SEOUL/TOKYO (Reuters) - The United States, Japan and South Korea are working on a road map for ending North Korea's nuclear arms plans that could be on the agenda for a U.S. envoy's visit to Pyongyang this week, Japan's Asahi newspaper reported.

Stephen Bosworth, the first envoy sent by U.S. President Barack Obama to the North, is expected to arrive in Pyongyang on Tuesday for a three-day stay where he will likely meet top North Korean officials but not leader Kim Jong-il.

Analysts expect the visit to result in a pledge from impoverished Pyongyang that it will return to disarmament-for-aid talks but few expect any breakthroughs in a sputtering six-way nuclear deal aimed at ending the state's atomic ambitions.

The course set for the next several years in the road map includes the removal of North Korea's nuclear facilities, the disposal of its nuclear weapons and material, and the verification of its nuclear program, the newspaper said, citing unnamed sources.

Any visit of a U.S. envoy to the reclusive North is trumpeted by the state's propaganda machine as a victory for leader Kim, whose military-first rule and nuclear arsenal forced the United States to come to Pyongyang with concessions.

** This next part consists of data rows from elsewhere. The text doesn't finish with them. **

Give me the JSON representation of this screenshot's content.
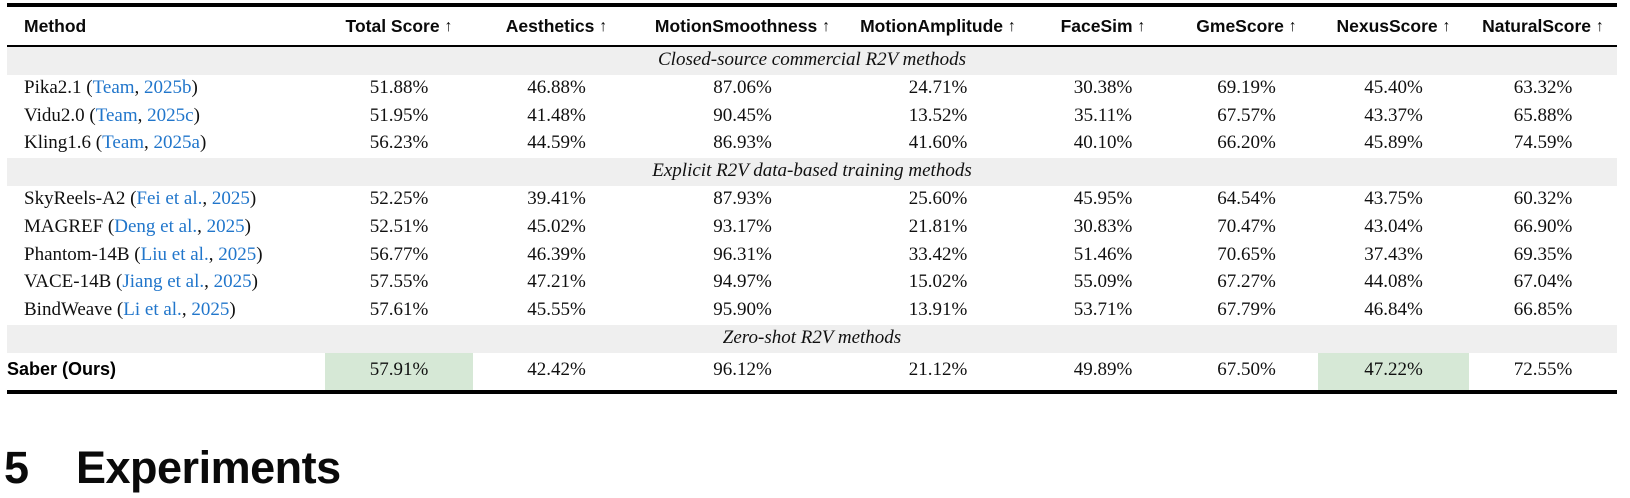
{
  "colors": {
    "highlight_green": "#d6e8d6",
    "link_blue": "#2176cb",
    "band_gray": "#efefef"
  },
  "table": {
    "headers": [
      {
        "label": "Method",
        "arrow": ""
      },
      {
        "label": "Total Score",
        "arrow": "↑"
      },
      {
        "label": "Aesthetics",
        "arrow": "↑"
      },
      {
        "label": "MotionSmoothness",
        "arrow": "↑"
      },
      {
        "label": "MotionAmplitude",
        "arrow": "↑"
      },
      {
        "label": "FaceSim",
        "arrow": "↑"
      },
      {
        "label": "GmeScore",
        "arrow": "↑"
      },
      {
        "label": "NexusScore",
        "arrow": "↑"
      },
      {
        "label": "NaturalScore",
        "arrow": "↑"
      }
    ],
    "sections": [
      {
        "title": "Closed-source commercial R2V methods"
      },
      {
        "title": "Explicit R2V data-based training methods"
      },
      {
        "title": "Zero-shot R2V methods"
      }
    ],
    "rows": [
      {
        "name": "Pika2.1 (",
        "cite": "Team",
        "sep": ", ",
        "year": "2025b",
        "close": ")",
        "values": [
          "51.88%",
          "46.88%",
          "87.06%",
          "24.71%",
          "30.38%",
          "69.19%",
          "45.40%",
          "63.32%"
        ]
      },
      {
        "name": "Vidu2.0 (",
        "cite": "Team",
        "sep": ", ",
        "year": "2025c",
        "close": ")",
        "values": [
          "51.95%",
          "41.48%",
          "90.45%",
          "13.52%",
          "35.11%",
          "67.57%",
          "43.37%",
          "65.88%"
        ]
      },
      {
        "name": "Kling1.6 (",
        "cite": "Team",
        "sep": ", ",
        "year": "2025a",
        "close": ")",
        "values": [
          "56.23%",
          "44.59%",
          "86.93%",
          "41.60%",
          "40.10%",
          "66.20%",
          "45.89%",
          "74.59%"
        ]
      },
      {
        "name": "SkyReels-A2 (",
        "cite": "Fei et al.",
        "sep": ", ",
        "year": "2025",
        "close": ")",
        "values": [
          "52.25%",
          "39.41%",
          "87.93%",
          "25.60%",
          "45.95%",
          "64.54%",
          "43.75%",
          "60.32%"
        ]
      },
      {
        "name": "MAGREF (",
        "cite": "Deng et al.",
        "sep": ", ",
        "year": "2025",
        "close": ")",
        "values": [
          "52.51%",
          "45.02%",
          "93.17%",
          "21.81%",
          "30.83%",
          "70.47%",
          "43.04%",
          "66.90%"
        ]
      },
      {
        "name": "Phantom-14B (",
        "cite": "Liu et al.",
        "sep": ", ",
        "year": "2025",
        "close": ")",
        "values": [
          "56.77%",
          "46.39%",
          "96.31%",
          "33.42%",
          "51.46%",
          "70.65%",
          "37.43%",
          "69.35%"
        ]
      },
      {
        "name": "VACE-14B (",
        "cite": "Jiang et al.",
        "sep": ", ",
        "year": "2025",
        "close": ")",
        "values": [
          "57.55%",
          "47.21%",
          "94.97%",
          "15.02%",
          "55.09%",
          "67.27%",
          "44.08%",
          "67.04%"
        ]
      },
      {
        "name": "BindWeave (",
        "cite": "Li et al.",
        "sep": ", ",
        "year": "2025",
        "close": ")",
        "values": [
          "57.61%",
          "45.55%",
          "95.90%",
          "13.91%",
          "53.71%",
          "67.79%",
          "46.84%",
          "66.85%"
        ]
      },
      {
        "name": "Saber (Ours)",
        "cite": "",
        "sep": "",
        "year": "",
        "close": "",
        "values": [
          "57.91%",
          "42.42%",
          "96.12%",
          "21.12%",
          "49.89%",
          "67.50%",
          "47.22%",
          "72.55%"
        ]
      }
    ]
  },
  "heading": {
    "number": "5",
    "title": "Experiments"
  }
}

But analysts said President Barack Obama's administration may have the upper hand due to the state of the North's broken economy. Fresh U.N. sanctions, imposed as a result of the North's nuclear test in May, and U.S. Treasury action that has targeted its finances have further hurt Pyongyang.

"The real problem with denuclearization is both parties are just testing the waters to see who will act first," said Chon Hyun-joon, an expert on the North at the South's Korea Institute for National Unification.

Prior to his visit, Bosworth consulted with South Korean officials in Seoul. After he returns from Pyongyang, he is slated to brief the other parties in the nuclear negotiations -- China, Japan, Russia and South Korea -- before heading to Washington.

MONEY TROUBLES AND HUMAN RIGHTS

Adding to the uncertainty is a North Korean currency revaluation that reports said has been met with anger from merchants whose cash holdings have mostly disappeared, and citizens facing inflated prices for essentials.

Traders in Dandong, a Chinese border city that is the main gateway for goods in and out of North Korea, have reported that the flow has slowed to a trickle, the Economic Information Daily, a newspaper issued by China's Xinhua news agency, reported.

In normal times, about 200 trucks carrying goods cross the Yalu River bridge there every day. In recent days, the number has fallen to a few dozen, it said.

The paper said traders mostly settle accounts in Chinese yuan, dollars or euros. Analysts said the uncertainty over the North Korean won and the loss of capital among merchants has made settlements more difficult, which has put the brakes on imports.

The paper quoted one Chinese trader as saying the price of rice, maize and other foods in North Korea has risen sharply.

North Korea faces another challenge on Monday when its officials will be grilled about the state's heavily criticized human rights record at a U.N. meeting in Geneva.

The review is shaping up to be a rare moment when the North tries to balance a desire to appear as a normal member of the global community while supporting its cult of personality leadership that has made it an international pariah and regional security threat.